2. The method for preparing injectable cholesterol derived from egg yolk according to claim 1, characterized in that, In step C, the organic solvent comprises a mixture of alkanes and ketones.

3. The method for preparing injectable cholesterol derived from egg yolk according to claim 2, characterized in that, In step C, the organic solvent comprises alkanes and ketones mixed in a volume ratio of 1:5 to 10.

4. The method for preparing injectable cholesterol derived from egg yolk according to claim 2, characterized in that, In step C, the organic solvent includes one or more of the following: alkanes: n-hexane, petroleum ether, and cyclohexane; and ketones: one or more of the following: acetone and butanone.

5. The method for preparing injectable cholesterol derived from egg yolk according to claim 1, characterized in that, In step C, the mass ratio of the organic solvent to the solid is 3~8:1; in step D, the mass ratio of the first crystallization solvent to the filter cake is 5~8:1; in step E, the mass ratio of the first crystallization solvent to the filter cake is 2~4:1; in step F, the mass ratio of the second crystallization solvent to the crude cholesterol product is 1~3:

1.

6. The method for preparing injectable cholesterol derived from egg yolk according to claim 1, characterized in that, In steps D and E, the cooling temperature for crystallization is 0~35℃; in step F, the cooling temperature for crystallization is 10~35℃.

7. The method for preparing injectable cholesterol derived from egg yolk according to claim 1, characterized in that, In step A, the static settling is carried out in a dark environment for a period of 30 days or more.

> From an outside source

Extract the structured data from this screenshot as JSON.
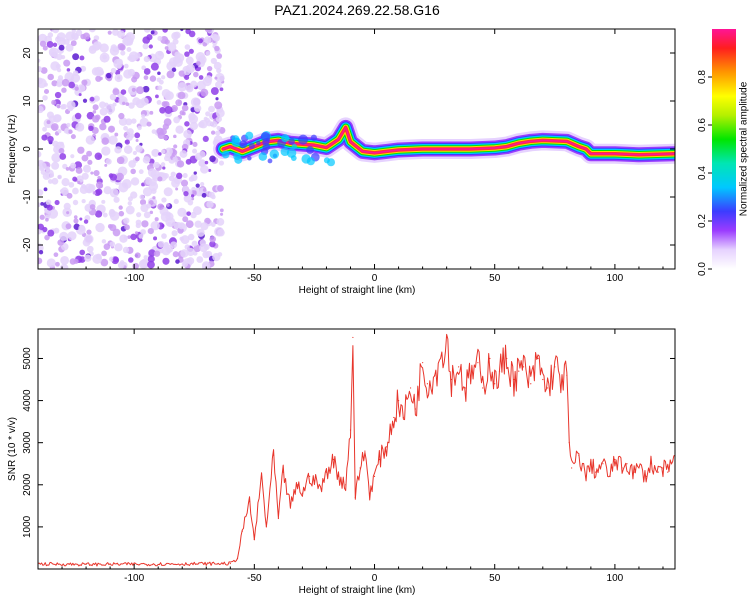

8. The method for preparing injectable cholesterol derived from egg yolk according to claim 1, characterized in that, In step A, the solid-liquid separation method includes filtration; in step B, centrifugation is carried out in a high-speed centrifuge at a speed of 6000~15000 rpm. In step C, the solid-liquid separation includes filtration; in step F, the drying includes vacuum drying.

9. The method for preparing injectable cholesterol derived from egg yolk according to claim 8, characterized in that, In step F, the temperature for vacuum drying is 50~70℃.